Another interesting clinical point we made in our study comes from the unexpected effect of increasing flow rate on effort of breathing (Figure 11). While 1 L/kg/min reduced Pes swings in an infant with mild respiratory distress, higher flow rate (2 L/kg/min) did not further decrease breathing effort. Instead, it increased Pph mean values, potentially causing a detrimental effect on the patient by increasing pulmonary air trapping. These data further highlight the need for a bedside tool to monitor lung mechanics in infants treated with HFNC.

A strength of the system is that during flow optimization, the system is completely non-invasive and the mask on the infant’s face does not interfere with HFNC treatment.
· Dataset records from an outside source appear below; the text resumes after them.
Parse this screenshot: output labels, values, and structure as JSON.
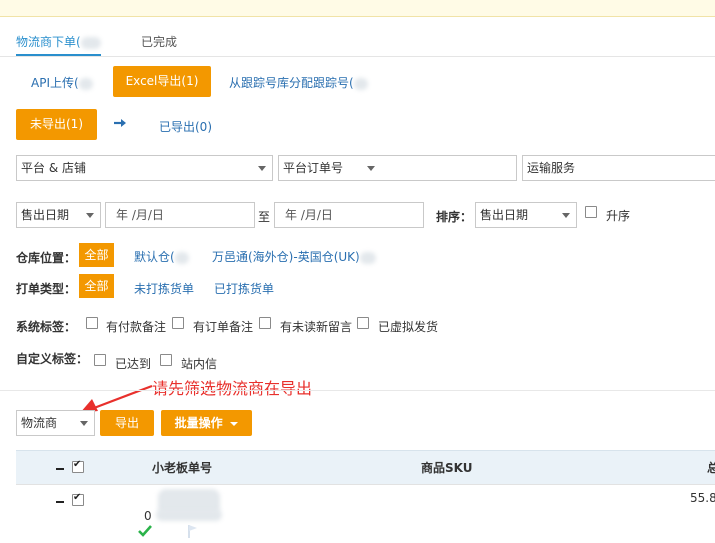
{
  "tabs": {
    "logistics_order": "物流商下单(",
    "completed": "已完成"
  },
  "upload_tabs": {
    "api": "API上传(",
    "excel": "Excel导出(1)",
    "tracking": "从跟踪号库分配跟踪号("
  },
  "export_status": {
    "not_exported": "未导出(1)",
    "exported": "已导出(0)"
  },
  "filters": {
    "platform_store": "平台 & 店铺",
    "platform_order_no": "平台订单号",
    "shipping_service": "运输服务",
    "date_type": "售出日期",
    "date_placeholder": "年 /月/日",
    "to": "至",
    "sort_label": "排序：",
    "sort_value": "售出日期",
    "ascending": "升序"
  },
  "warehouse": {
    "label": "仓库位置：",
    "all": "全部",
    "default": "默认仓(",
    "overseas": "万邑通(海外仓)-英国仓(UK)"
  },
  "pick_type": {
    "label": "打单类型：",
    "all": "全部",
    "unpicked": "未打拣货单",
    "picked": "已打拣货单"
  },
  "system_tags": {
    "label": "系统标签：",
    "items": [
      "有付款备注",
      "有订单备注",
      "有未读新留言",
      "已虚拟发货"
    ]
  },
  "custom_tags": {
    "label": "自定义标签：",
    "items": [
      "已达到",
      "站内信"
    ]
  },
  "annotation": "请先筛选物流商在导出",
  "actions": {
    "carrier_select": "物流商",
    "export": "导出",
    "batch": "批量操作"
  },
  "table": {
    "headers": [
      "小老板单号",
      "商品SKU",
      "总"
    ],
    "row": {
      "order_prefix": "0",
      "amount": "55.8"
    }
  },
  "colors": {
    "accent": "#f39800",
    "link": "#2a6fb0",
    "tab_active": "#2a8fcd",
    "annotation": "#e8302c",
    "check": "#2bb34a"
  }
}
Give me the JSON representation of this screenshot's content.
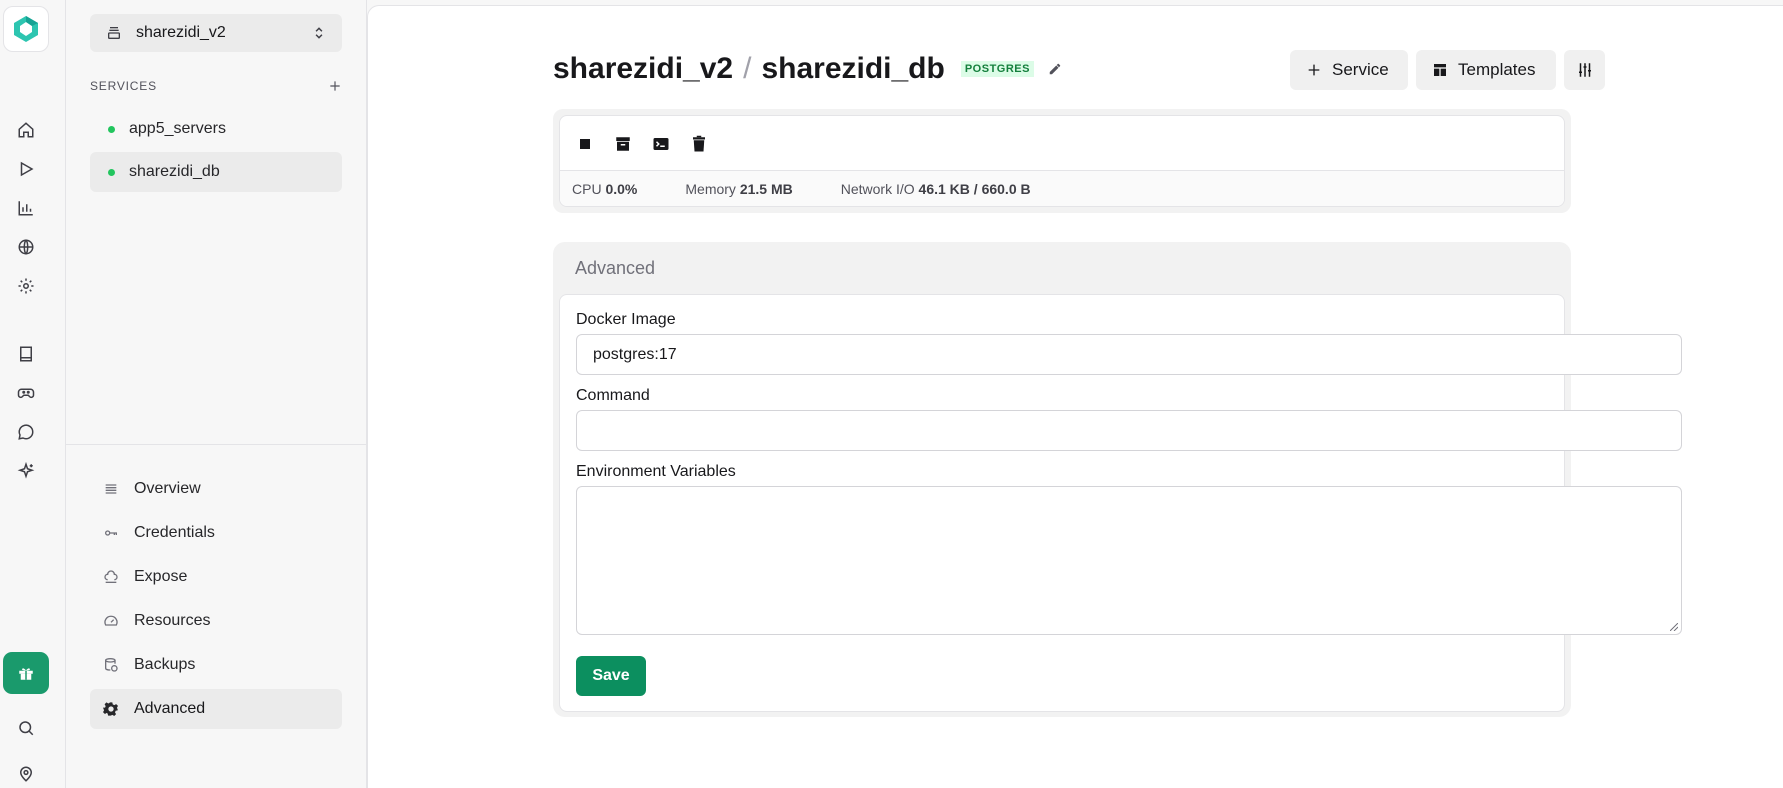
{
  "project": {
    "name": "sharezidi_v2"
  },
  "services": {
    "header": "SERVICES",
    "items": [
      {
        "name": "app5_servers",
        "status_color": "#22c55e"
      },
      {
        "name": "sharezidi_db",
        "status_color": "#22c55e"
      }
    ]
  },
  "nav": {
    "items": [
      {
        "label": "Overview",
        "icon": "list-icon"
      },
      {
        "label": "Credentials",
        "icon": "key-icon"
      },
      {
        "label": "Expose",
        "icon": "cloud-upload-icon"
      },
      {
        "label": "Resources",
        "icon": "gauge-icon"
      },
      {
        "label": "Backups",
        "icon": "database-backup-icon"
      },
      {
        "label": "Advanced",
        "icon": "gear-icon"
      }
    ],
    "active": "Advanced"
  },
  "header": {
    "project": "sharezidi_v2",
    "separator": "/",
    "service": "sharezidi_db",
    "badge": "POSTGRES",
    "service_button": "Service",
    "templates_button": "Templates"
  },
  "metrics": {
    "cpu_label": "CPU",
    "cpu_value": "0.0%",
    "memory_label": "Memory",
    "memory_value": "21.5 MB",
    "network_label": "Network I/O",
    "network_value": "46.1 KB / 660.0 B"
  },
  "advanced": {
    "title": "Advanced",
    "docker_image_label": "Docker Image",
    "docker_image_value": "postgres:17",
    "command_label": "Command",
    "command_value": "",
    "env_label": "Environment Variables",
    "env_value": "",
    "save_label": "Save"
  },
  "colors": {
    "accent": "#0c8f5f",
    "status_running": "#22c55e",
    "badge_bg": "#dcfce7",
    "badge_text": "#15803d"
  }
}
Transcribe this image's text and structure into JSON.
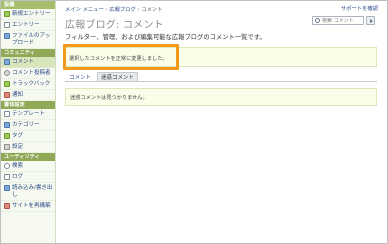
{
  "sidebar": {
    "sections": [
      {
        "title": "投稿",
        "items": [
          {
            "label": "新規エントリー",
            "icon": "new-entry-icon"
          },
          {
            "label": "エントリー",
            "icon": "entries-icon"
          },
          {
            "label": "ファイルのアップロード",
            "icon": "upload-file-icon"
          }
        ]
      },
      {
        "title": "コミュニティ",
        "items": [
          {
            "label": "コメント",
            "icon": "comments-icon"
          },
          {
            "label": "コメント投稿者",
            "icon": "commenters-icon"
          },
          {
            "label": "トラックバック",
            "icon": "trackbacks-icon"
          },
          {
            "label": "通知",
            "icon": "notifications-icon"
          }
        ]
      },
      {
        "title": "書体設定",
        "items": [
          {
            "label": "テンプレート",
            "icon": "templates-icon"
          },
          {
            "label": "カテゴリー",
            "icon": "categories-icon"
          },
          {
            "label": "タグ",
            "icon": "tags-icon"
          },
          {
            "label": "設定",
            "icon": "settings-icon"
          }
        ]
      },
      {
        "title": "ユーティリティ",
        "items": [
          {
            "label": "検索",
            "icon": "search-icon"
          },
          {
            "label": "ログ",
            "icon": "logs-icon"
          },
          {
            "label": "読み込み/書き出し",
            "icon": "import-export-icon"
          },
          {
            "label": "サイトを再構築",
            "icon": "rebuild-site-icon"
          }
        ]
      }
    ]
  },
  "header": {
    "breadcrumb": [
      "メイン メニュー",
      "広報ブログ",
      "コメント"
    ],
    "bug_report": "サポートを確認",
    "search_placeholder": "検索 コメント"
  },
  "main": {
    "title": "広報ブログ: コメント",
    "description": "フィルター、管理、および編集可能な広報ブログのコメント一覧です。",
    "success_message": "選択したコメントを正常に変更しました。",
    "tabs": [
      "コメント",
      "迷惑コメント"
    ],
    "active_tab": 1,
    "empty_message": "迷惑コメントは見つかりません。"
  },
  "colors": {
    "highlight": "#f49a1a",
    "sidebar_header": "#8fa957",
    "message_bg": "#fbfde8"
  }
}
Unlike spirometry, it does not add dead space. This monitoring system enables real-time visualization of the HFNC and patient flow and volume traces, allowing for adjustments to the delivered flow rate and immediate re-evaluation. In the non-invasive version, the only disposable part is the ventilation mask, whereas the pneumotachographs are reusable after disinfection.

Our system has limitations. Firstly, monitoring can only occur for specific periods of time and not continuously. Secondly, the system was only tested on infants, so it is uncertain whether it would be as useful in an adult population as it is in young infants.

5. Conclusions

In conclusion, in this paper we have shown a new system (Pro_HFNC) that permits us to set in real time the optimal flow rate and to evaluate respiratory profile in patients with respiratory distress treated with HFNC. With Pro_HFNC, the determination of optimal flow rate is simple to perform, it does not necessitate particular skills, and, most importantly, it does not require HFNC interruption. Pro_HFNC also allows for Fsyst control during treatment. Finally, if connected to Pph and Pes catheters, Pro_HFNC allows for the calculation of numerous parameters of patient’s respiratory profile that may be useful to continue or interrupt HFNC treatment.

We believe that for a better control of respiratory parameters, the application of HFNC combined with the Pro_HFNC will grow further and with it the opportunities it offers.